Museum Hall

 

The work of Pedro Peña Gil (Jaén, 1978) frequently encounters the history of art or, rather, the history of artistic images. After all, this event has been a continuous story asking about representation, the construction of the image (appearances), becoming in turn the story itself the canonical history of art, that "immobile with great strides", as Valéry said of Zenon's "Achilles". It is not exactly a narration of revealed clarity, but rather a startled encounter of images with painting, like someone who decides to embark on a journey in search of knowledge.
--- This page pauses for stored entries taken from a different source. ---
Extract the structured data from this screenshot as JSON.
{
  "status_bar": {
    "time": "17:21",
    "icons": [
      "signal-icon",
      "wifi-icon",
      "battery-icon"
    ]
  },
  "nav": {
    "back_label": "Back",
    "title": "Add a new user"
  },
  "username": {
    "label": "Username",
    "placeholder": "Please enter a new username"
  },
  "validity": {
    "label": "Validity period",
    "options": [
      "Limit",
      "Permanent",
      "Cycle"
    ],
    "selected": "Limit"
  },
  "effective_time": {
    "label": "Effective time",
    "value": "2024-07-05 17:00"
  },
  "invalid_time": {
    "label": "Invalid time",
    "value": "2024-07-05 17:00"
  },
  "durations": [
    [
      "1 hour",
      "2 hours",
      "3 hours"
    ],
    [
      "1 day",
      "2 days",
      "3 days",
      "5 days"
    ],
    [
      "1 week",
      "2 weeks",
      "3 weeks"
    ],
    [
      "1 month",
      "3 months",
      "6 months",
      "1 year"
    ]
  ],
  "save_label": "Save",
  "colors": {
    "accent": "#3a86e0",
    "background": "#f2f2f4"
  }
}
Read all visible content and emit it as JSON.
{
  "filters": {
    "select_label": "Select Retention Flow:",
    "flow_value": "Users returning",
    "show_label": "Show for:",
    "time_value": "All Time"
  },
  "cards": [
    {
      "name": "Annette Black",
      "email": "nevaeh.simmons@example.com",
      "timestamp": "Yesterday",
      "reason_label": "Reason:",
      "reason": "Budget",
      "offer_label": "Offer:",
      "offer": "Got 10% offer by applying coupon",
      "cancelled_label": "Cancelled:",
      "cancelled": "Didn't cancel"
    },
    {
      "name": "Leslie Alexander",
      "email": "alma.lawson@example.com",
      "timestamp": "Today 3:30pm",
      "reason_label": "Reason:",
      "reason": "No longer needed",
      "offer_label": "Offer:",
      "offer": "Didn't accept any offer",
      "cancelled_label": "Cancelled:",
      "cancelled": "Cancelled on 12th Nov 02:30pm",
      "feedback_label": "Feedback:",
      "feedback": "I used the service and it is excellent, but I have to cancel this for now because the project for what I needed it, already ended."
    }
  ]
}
Encountered with the museum, the public sculpture or the great monument, Peña points out how "each work recalls and celebrates the attitude of those men who revolutionized the way of seeing the world forever and how their works have stabilized in places where light once again acquires an extraordinary symbolism
. They took as their goal to search for light, the same light that bewitches us and reveals the world bathing it in colors before our eyes (...) to pay homage to the disposition that really moves us and gives meaning to existence, the capacity of astonishment that will continue to fill our experience with light and color". In this aspect of spilling translucent colors on the images, some of his creations have reminded me of Max Ernst's frottage, Dominguez's decalcomanies or Tharrats' maculatures. This is a frequent reinvention of
questions that thus, ad infinitun, in such tension, seem to create proposals of new meanings. Is it not known, since Warburg, that to refer now to images is to mention their transformations, impulses, displacements, experimentations?


Alfonso de la Torre. Theorist and art critic, specialist in contemporary Spanish art.